Well, let's start with a simple example: the Wacker oxidation. We can vary, among other things, reaction temperature, concentration of reagents, choice of reagents, choice of solvents, and choice of catalyst. What we need to look into are high-throughput methods of analysis in a clandestine setting -- how will one determine reaction completion, and quantitative analysis of final product, of, say, 50 experimental samples running simultaneously? This is the approach we should take.

[Lilienthal]

There is a method which is superior to the independent optimization of different reaction variables.

Choose conditions which make a good fill of the multidimensional space of conditions.
Then add the yields from the experiments. Now you may calculate 'contour lines' or 'iso-yield-lines' and identify the peaks ( = optimized reaction conditions).
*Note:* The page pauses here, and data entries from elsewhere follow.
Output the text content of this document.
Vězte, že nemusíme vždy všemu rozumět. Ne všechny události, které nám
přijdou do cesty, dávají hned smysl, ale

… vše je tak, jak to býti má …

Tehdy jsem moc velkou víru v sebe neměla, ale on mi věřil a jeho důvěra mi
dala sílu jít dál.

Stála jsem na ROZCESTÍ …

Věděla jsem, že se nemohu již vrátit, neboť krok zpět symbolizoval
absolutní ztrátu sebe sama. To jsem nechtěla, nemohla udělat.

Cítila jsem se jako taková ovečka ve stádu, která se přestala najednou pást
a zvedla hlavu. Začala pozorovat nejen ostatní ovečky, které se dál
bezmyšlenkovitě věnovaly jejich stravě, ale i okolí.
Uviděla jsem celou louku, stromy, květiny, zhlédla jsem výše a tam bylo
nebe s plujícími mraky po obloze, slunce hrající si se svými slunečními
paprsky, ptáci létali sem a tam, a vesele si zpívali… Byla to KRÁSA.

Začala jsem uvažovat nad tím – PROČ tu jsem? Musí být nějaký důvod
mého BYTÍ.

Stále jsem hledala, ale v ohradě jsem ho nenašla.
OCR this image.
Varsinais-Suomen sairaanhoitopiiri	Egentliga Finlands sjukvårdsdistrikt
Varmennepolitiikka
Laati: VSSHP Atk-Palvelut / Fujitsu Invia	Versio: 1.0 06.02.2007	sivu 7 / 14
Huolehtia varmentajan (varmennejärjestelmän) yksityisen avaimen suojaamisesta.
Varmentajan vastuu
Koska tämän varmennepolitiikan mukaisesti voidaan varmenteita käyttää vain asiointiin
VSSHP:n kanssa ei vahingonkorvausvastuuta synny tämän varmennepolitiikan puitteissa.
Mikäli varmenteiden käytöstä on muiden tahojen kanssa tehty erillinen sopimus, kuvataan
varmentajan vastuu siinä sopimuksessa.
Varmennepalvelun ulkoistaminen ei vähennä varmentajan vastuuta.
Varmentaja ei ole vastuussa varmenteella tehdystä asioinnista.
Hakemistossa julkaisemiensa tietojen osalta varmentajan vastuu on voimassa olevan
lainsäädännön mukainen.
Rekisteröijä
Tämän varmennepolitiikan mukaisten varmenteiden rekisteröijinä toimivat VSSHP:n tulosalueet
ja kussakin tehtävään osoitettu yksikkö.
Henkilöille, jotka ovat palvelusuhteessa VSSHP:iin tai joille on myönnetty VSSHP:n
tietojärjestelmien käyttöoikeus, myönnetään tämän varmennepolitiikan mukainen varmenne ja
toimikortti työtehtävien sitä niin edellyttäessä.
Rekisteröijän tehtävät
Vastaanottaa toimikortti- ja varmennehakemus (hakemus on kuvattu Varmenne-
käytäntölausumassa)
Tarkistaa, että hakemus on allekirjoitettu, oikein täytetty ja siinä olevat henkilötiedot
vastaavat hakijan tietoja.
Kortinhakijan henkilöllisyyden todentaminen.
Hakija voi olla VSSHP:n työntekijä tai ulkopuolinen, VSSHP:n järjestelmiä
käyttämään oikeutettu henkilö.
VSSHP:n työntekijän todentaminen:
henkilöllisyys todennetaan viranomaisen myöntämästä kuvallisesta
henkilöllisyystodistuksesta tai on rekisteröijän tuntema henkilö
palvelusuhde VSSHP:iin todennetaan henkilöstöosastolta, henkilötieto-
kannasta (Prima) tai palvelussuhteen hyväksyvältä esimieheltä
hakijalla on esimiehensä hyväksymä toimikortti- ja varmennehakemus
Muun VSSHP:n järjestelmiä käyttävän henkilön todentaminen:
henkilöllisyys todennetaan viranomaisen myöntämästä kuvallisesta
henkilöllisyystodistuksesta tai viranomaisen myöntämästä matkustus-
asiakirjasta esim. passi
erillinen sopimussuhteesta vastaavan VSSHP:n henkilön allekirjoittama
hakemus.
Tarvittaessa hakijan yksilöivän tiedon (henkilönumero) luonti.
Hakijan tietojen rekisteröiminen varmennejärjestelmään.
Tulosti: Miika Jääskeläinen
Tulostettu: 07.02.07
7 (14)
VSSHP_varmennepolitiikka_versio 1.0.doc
There are statistical programs which do the calculation and aid in finding the starting conditions for such experiments (I only read about this long ago...).

[Osmium]

Easy for the wacker. Dilute a drop of the reaction mixture with some solvent and inject into a GC. If the GC analysis can be done isothermally you can inject a sample every 5 ot ten minutes. Inorganic catalyst amount is low so it will all deposit at the beginning of the column which can be cut off when it gets plugged.

I've seen a nice IR spectrometer recently. It is so small that it fits into a reaction flask, and you can follow the course of the reaction inside. Of course it's only usable with certain reactands and solvent systems, but nevertheless a nice toy.